Daly
The Co-operative Bank's teams were organised by platform, not product, so the same components got rebuilt differently on every surface. Daly is the design system I led to end that: tokenised, accessible, and adopted without a big-bang switchover. Still in use across the bank years on.
The same button, rebuilt on every platform
The Co-operative Bank was founded before the telephone existed, and parts of its digital estate felt it: some pages hadn’t really changed since the 2008 crash. The deeper problem was structural.
The bank’s scrum teams were organised by platform, not by product, so the same feature got built and rebuilt separately for the web, the mobile app, the sales pages and the servicing pages, drifting apart a little more each time.
When I joined, a colleague, Shane, showed me a vast Figma page he’d kept of every place a single component (a button, say) looked or behaved differently across the bank. Everyone could see the mess. Nobody had a way to act on it. And in financial services that mess isn’t cosmetic: with an older, banking-dependent customer base, inconsistent and inaccessible pages do real harm.
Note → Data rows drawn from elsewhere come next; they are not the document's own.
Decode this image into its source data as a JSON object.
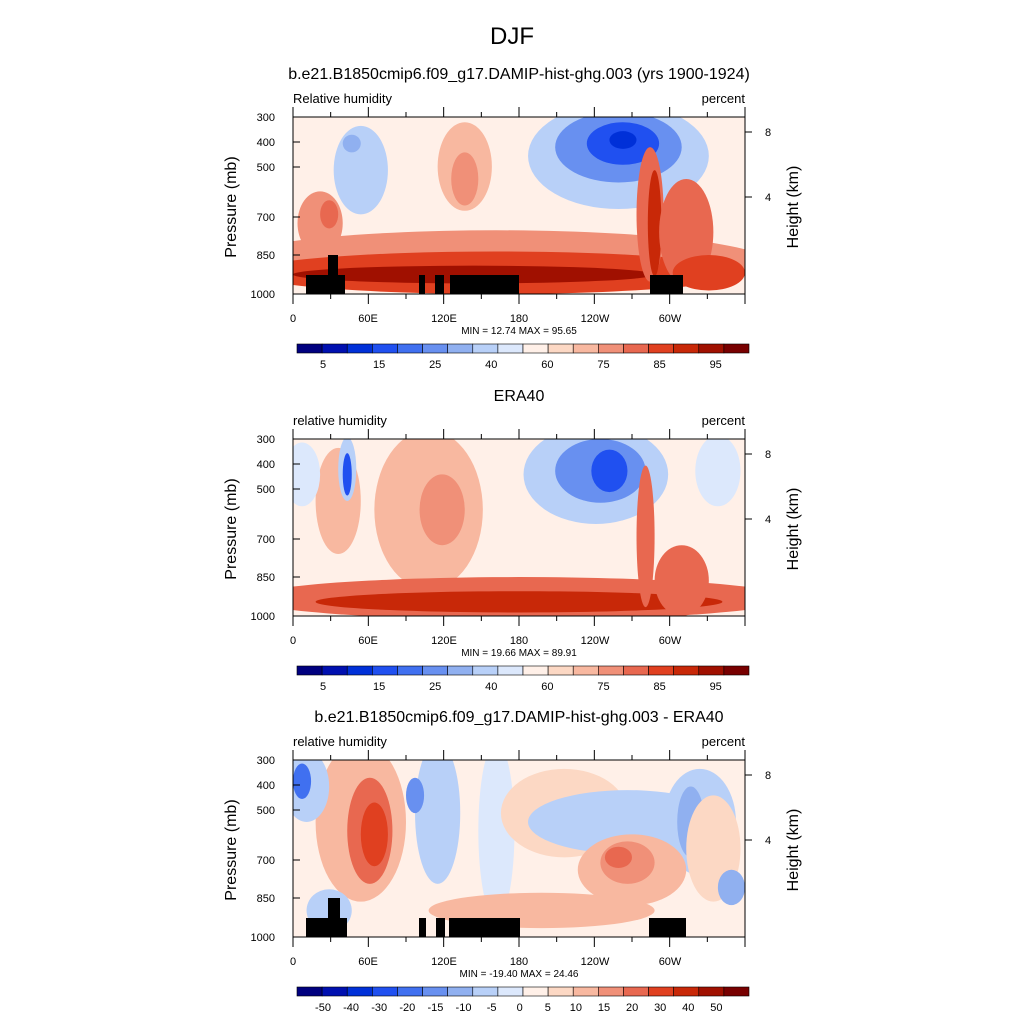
{
  "figure_title": "DJF",
  "colors": {
    "rh_levels": [
      "#00007f",
      "#0010b0",
      "#0030d8",
      "#2050f0",
      "#4070f0",
      "#6890f0",
      "#90b0f0",
      "#b8d0f8",
      "#dce8fc",
      "#fff0e8",
      "#fcd8c4",
      "#f8b8a0",
      "#f09078",
      "#e86850",
      "#e04020",
      "#c82808",
      "#a01000",
      "#780000"
    ],
    "land_mask": "#000000"
  },
  "colorbars": {
    "rh": {
      "labels": [
        "5",
        "15",
        "25",
        "40",
        "60",
        "75",
        "85",
        "95"
      ]
    },
    "diff": {
      "labels": [
        "-50",
        "-40",
        "-30",
        "-20",
        "-15",
        "-10",
        "-5",
        "0",
        "5",
        "10",
        "15",
        "20",
        "30",
        "40",
        "50"
      ]
    }
  },
  "chart_data": [
    {
      "type": "heatmap",
      "title": "b.e21.B1850cmip6.f09_g17.DAMIP-hist-ghg.003 (yrs 1900-1924)",
      "left_string": "Relative humidity",
      "right_string": "percent",
      "ylabel": "Pressure (mb)",
      "ylabel_right": "Height (km)",
      "x_ticks": [
        "0",
        "60E",
        "120E",
        "180",
        "120W",
        "60W"
      ],
      "y_ticks": [
        "300",
        "400",
        "500",
        "700",
        "850",
        "1000"
      ],
      "y_ticks_right": [
        "8",
        "4"
      ],
      "xlim": [
        0,
        360
      ],
      "ylim": [
        1000,
        300
      ],
      "stats": "MIN =  12.74  MAX =  95.65",
      "colorbar": "rh",
      "land_mask": true
    },
    {
      "type": "heatmap",
      "title": "ERA40",
      "left_string": "relative humidity",
      "right_string": "percent",
      "ylabel": "Pressure (mb)",
      "ylabel_right": "Height (km)",
      "x_ticks": [
        "0",
        "60E",
        "120E",
        "180",
        "120W",
        "60W"
      ],
      "y_ticks": [
        "300",
        "400",
        "500",
        "700",
        "850",
        "1000"
      ],
      "y_ticks_right": [
        "8",
        "4"
      ],
      "xlim": [
        0,
        360
      ],
      "ylim": [
        1000,
        300
      ],
      "stats": "MIN =  19.66  MAX =  89.91",
      "colorbar": "rh",
      "land_mask": false
    },
    {
      "type": "heatmap",
      "title": "b.e21.B1850cmip6.f09_g17.DAMIP-hist-ghg.003 - ERA40",
      "left_string": "relative humidity",
      "right_string": "percent",
      "ylabel": "Pressure (mb)",
      "ylabel_right": "Height (km)",
      "x_ticks": [
        "0",
        "60E",
        "120E",
        "180",
        "120W",
        "60W"
      ],
      "y_ticks": [
        "300",
        "400",
        "500",
        "700",
        "850",
        "1000"
      ],
      "y_ticks_right": [
        "8",
        "4"
      ],
      "xlim": [
        0,
        360
      ],
      "ylim": [
        1000,
        300
      ],
      "stats": "MIN = -19.40  MAX =  24.46",
      "colorbar": "diff",
      "land_mask": true
    }
  ]
}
To cap it off, our hosting provider was shutting us off within months, so whatever we did had to be ready for a site migration on a brutal timeline.
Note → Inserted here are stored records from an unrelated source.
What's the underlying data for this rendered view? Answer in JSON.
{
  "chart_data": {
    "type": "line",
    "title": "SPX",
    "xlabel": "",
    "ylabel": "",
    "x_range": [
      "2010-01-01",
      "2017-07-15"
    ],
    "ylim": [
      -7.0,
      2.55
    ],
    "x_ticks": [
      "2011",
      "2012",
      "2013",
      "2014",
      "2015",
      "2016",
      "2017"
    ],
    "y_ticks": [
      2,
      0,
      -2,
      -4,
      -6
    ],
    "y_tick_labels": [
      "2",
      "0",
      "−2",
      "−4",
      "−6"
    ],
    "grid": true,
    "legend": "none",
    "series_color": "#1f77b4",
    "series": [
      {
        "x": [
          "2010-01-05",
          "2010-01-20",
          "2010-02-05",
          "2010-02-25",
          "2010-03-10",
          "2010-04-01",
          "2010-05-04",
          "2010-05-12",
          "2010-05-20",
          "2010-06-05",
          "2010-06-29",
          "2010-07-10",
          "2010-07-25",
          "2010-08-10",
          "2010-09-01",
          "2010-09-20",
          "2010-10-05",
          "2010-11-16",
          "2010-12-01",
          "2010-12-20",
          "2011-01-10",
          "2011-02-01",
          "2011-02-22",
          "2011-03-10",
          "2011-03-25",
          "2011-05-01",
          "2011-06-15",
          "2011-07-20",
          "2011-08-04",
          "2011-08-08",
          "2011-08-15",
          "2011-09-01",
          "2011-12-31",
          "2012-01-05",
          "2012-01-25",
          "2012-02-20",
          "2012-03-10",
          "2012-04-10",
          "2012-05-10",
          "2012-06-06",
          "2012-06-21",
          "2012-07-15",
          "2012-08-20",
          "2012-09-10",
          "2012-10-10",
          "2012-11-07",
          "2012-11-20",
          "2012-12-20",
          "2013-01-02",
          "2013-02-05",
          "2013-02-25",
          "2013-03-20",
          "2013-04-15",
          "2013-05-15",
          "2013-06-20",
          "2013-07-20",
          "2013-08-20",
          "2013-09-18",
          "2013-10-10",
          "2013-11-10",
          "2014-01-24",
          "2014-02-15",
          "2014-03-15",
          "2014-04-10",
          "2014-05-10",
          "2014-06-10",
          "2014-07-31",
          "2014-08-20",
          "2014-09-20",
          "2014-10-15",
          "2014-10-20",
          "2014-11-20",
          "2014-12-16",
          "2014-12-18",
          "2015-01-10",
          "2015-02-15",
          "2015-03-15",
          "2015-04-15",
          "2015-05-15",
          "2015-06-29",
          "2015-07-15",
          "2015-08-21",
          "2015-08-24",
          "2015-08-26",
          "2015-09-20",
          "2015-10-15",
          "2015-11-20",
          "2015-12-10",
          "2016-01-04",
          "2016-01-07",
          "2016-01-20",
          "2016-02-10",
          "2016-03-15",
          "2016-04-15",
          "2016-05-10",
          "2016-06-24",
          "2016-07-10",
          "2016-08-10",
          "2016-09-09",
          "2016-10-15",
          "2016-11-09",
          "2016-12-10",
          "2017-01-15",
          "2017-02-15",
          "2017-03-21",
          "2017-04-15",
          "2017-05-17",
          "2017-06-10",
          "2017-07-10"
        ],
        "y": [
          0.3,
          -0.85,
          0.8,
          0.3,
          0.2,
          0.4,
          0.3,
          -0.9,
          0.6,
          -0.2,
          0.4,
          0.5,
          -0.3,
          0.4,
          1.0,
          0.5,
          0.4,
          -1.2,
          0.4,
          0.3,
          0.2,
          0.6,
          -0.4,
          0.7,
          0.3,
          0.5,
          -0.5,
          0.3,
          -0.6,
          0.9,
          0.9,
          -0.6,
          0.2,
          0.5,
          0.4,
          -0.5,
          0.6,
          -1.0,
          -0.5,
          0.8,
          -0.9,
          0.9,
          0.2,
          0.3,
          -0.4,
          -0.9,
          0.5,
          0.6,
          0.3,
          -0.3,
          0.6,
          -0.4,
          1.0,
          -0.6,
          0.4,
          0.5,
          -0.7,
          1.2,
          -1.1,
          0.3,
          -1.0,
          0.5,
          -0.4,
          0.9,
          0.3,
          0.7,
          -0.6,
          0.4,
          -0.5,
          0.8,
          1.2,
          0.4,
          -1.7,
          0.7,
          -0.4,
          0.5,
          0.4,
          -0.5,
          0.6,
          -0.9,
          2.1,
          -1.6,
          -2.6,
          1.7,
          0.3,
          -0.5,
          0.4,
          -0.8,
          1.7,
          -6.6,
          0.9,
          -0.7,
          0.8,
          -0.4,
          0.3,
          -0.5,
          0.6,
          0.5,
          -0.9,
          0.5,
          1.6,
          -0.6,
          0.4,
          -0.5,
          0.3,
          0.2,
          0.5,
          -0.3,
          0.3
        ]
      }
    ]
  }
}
Build the system, don’t force the switch
The obvious move under a deadline is to re-skin the pages you have to migrate and ship. Building a proper, tokenised design system instead wasn’t an easy sell. systems are long-term infrastructure, and we had weeks.
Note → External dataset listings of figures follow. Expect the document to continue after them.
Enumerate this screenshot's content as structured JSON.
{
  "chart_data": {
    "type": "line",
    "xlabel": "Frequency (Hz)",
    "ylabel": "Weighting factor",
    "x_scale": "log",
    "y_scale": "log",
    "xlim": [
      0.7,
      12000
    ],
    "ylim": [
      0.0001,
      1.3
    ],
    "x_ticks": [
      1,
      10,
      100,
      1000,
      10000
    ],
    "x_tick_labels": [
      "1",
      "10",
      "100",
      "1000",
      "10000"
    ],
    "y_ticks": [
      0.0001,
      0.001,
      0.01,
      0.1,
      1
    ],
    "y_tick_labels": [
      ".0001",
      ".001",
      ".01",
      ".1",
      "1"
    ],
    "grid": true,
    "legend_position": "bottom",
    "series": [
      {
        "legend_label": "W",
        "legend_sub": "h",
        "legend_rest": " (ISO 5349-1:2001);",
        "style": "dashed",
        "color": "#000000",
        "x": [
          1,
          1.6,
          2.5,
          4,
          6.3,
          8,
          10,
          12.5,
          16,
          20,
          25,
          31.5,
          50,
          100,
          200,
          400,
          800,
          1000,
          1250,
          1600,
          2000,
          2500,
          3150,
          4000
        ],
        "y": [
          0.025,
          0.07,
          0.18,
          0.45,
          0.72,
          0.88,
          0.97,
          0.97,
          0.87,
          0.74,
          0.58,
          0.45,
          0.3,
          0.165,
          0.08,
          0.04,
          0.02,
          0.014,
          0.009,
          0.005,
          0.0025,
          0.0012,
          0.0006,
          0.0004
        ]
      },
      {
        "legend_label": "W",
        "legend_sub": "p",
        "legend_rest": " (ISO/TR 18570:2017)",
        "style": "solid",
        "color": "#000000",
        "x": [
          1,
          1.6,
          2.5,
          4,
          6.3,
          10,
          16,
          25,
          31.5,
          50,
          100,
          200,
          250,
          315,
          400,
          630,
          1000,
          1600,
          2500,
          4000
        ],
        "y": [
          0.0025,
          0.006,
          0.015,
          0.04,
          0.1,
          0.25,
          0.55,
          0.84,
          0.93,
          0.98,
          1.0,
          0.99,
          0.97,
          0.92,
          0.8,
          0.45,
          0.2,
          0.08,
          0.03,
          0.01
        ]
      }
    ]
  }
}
What made it safe was refusing a big bang. We designed components and patterns that could fit every surface and stack, but we didn’t demand that every team switch over at once. Some hopped on immediately (business banking were mid-rollout of a new frontend and app, so the timing suited them); the personal-banking app came later after clearing a roadmap months long.
A mismatch in two months is no worse than the mismatch today, and meanwhile the foundations exist for whoever’s ready. The groundwork rode on previous audits and the teams’ own: each audited its surface and fed it up, which told us the minimum set of tokens and components we actually needed, and which odd bits were fine being left outside the system for a while.
Tokens, Storybook, and accessibility
By month two I’d built the component library in React with styled-components and Storybook, pulling styling and formatting from a token system so one definition could feed every surface.
Accessibility wasn’t a bolt-on: alongside the obvious contrast and type-scale work, we wrote real guidance on accessible content and on choosing accessible imagery, the sort of thing that matters most for exactly the customers banks tend to forget. The result was extensible and maintainable, and (the entire point of the exercise) mutually intelligible: developers, designers, content executives and managers could finally build the same thing the same way.



What I led, and who saw it first
I led the formalisation of the design language and built the component library, and I named the thing after James Daly, a joiner who built the first co-operative business out of recycled materials. The inconsistency itself wasn’t my discovery; others had been documenting it for ages.
My job was to turn something everyone could see into a system they could actually use, and a realistic path to adopting it, working alongside product owners, content designers and developers throughout.
Still in use, years on
Daly is still the bank’s system, and you can still browse it on zeroheight. As far as I know it’s reached every touchpoint now, including the slow ones, and other designers have since refined it and put it in their own portfolios. It’s long outlived me at the bank.
Tools: Figma, React, styled-components, Storybook, zeroheight.